By examining rocks at the bottom of ancient oceans, an international group of researchers have revealed that arsenic concentrations in the oceans have varied greatly over time. But also that in the very early oceans, arsenic co-varied with the rise of atmospheric oxygen and coincided with the coming and going of global glaciations. The study was recently published in the Nature Group Journal, Scientific Reports.

"In the article we argue that when we first see the appearance of complex life on Earth, is when life have developed mechanisms to resist catastrophic chemical changes forced by global glaciations. And that this enabled the expansion of complex life in oceans, and paved the way for our own evolution", says Dr Ernest Chi Fru of Stockholm University, who has led the research group.

The first appearance of oxygen in the atmosphere occurred at a time when marine arsenic concentrations were dramatically low, at about after 2.45 billion years ago. This is also a period when Earth experienced its first known global glaciation. At the end of these glaciations, considerable rise in marine arsenic concentrations concurred with rapid demise of atmospheric oxygen.

The authors infer - from the way modern photosynthetic organisms react to changing marine arsenic concentrations - that this event was due to widespread ocean toxicity resulting from the release of toxic elements into the oceans when the ice melted.

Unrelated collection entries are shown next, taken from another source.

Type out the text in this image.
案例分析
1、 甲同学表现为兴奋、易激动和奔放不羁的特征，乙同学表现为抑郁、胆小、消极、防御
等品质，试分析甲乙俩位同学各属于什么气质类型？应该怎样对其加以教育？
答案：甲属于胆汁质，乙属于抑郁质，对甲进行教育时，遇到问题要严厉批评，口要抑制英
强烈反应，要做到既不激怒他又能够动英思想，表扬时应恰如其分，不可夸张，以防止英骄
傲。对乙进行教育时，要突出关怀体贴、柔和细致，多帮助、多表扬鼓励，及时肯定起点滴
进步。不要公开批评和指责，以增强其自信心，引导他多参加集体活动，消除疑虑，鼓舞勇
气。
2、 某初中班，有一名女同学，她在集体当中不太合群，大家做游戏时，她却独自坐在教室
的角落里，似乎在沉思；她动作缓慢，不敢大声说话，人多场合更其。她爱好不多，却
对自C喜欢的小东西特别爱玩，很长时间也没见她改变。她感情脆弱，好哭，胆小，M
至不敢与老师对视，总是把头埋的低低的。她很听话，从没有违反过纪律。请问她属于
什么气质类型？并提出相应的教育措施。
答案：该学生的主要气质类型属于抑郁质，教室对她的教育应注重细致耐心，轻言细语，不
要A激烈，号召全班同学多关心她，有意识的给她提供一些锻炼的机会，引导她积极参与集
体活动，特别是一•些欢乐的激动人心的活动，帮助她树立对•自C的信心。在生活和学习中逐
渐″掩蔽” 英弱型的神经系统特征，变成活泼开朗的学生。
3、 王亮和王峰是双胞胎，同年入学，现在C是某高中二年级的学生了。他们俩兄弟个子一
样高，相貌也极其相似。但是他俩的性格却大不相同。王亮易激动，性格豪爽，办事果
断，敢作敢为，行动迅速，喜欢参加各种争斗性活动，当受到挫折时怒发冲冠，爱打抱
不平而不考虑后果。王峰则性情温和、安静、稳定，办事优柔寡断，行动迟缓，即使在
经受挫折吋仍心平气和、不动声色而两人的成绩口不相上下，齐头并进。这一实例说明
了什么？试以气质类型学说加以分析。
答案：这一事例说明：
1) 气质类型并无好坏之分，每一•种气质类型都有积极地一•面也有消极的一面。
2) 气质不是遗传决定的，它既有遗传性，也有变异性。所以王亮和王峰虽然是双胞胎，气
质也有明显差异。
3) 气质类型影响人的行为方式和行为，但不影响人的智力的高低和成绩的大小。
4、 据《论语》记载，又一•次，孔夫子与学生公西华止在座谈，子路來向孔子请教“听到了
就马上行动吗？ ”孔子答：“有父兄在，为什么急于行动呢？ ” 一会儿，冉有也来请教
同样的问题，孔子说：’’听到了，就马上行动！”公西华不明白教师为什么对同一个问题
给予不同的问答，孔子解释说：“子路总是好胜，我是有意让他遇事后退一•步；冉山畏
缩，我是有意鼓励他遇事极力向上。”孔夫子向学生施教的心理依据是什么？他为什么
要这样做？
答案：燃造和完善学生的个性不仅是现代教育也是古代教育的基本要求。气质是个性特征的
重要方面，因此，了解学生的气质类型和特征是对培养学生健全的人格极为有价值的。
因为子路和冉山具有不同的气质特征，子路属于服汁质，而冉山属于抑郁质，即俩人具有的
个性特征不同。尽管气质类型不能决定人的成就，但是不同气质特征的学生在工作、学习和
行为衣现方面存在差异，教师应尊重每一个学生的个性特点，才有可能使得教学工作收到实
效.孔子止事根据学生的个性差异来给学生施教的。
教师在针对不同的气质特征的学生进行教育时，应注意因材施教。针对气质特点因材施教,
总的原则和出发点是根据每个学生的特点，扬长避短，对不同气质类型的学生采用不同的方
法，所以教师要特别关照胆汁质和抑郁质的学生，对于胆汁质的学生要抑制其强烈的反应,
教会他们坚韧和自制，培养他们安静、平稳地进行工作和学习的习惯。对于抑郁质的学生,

A similar low and high arsenic content accompanied the coming and going of global glaciations at around 0.7 billion years ago, which is when Earth first saw the appearance of complex life. While the low marine arsenic concentrations again coincide with a rapid rise in atmospheric oxygen content to near modern day levels at this time, the subsequent increase when the ice melted is not accompanied by atmospheric oxygen decline.

The study was performed by an international team of researchers from Sweden, Greece and France, led by Dr Ernest Chi Fru of Stockholm University. It was funded by the European Research Council. The article Arsenic Stress after the Proterozoic Glaciations was recently published in Nature Group Journal, Scientific Reports.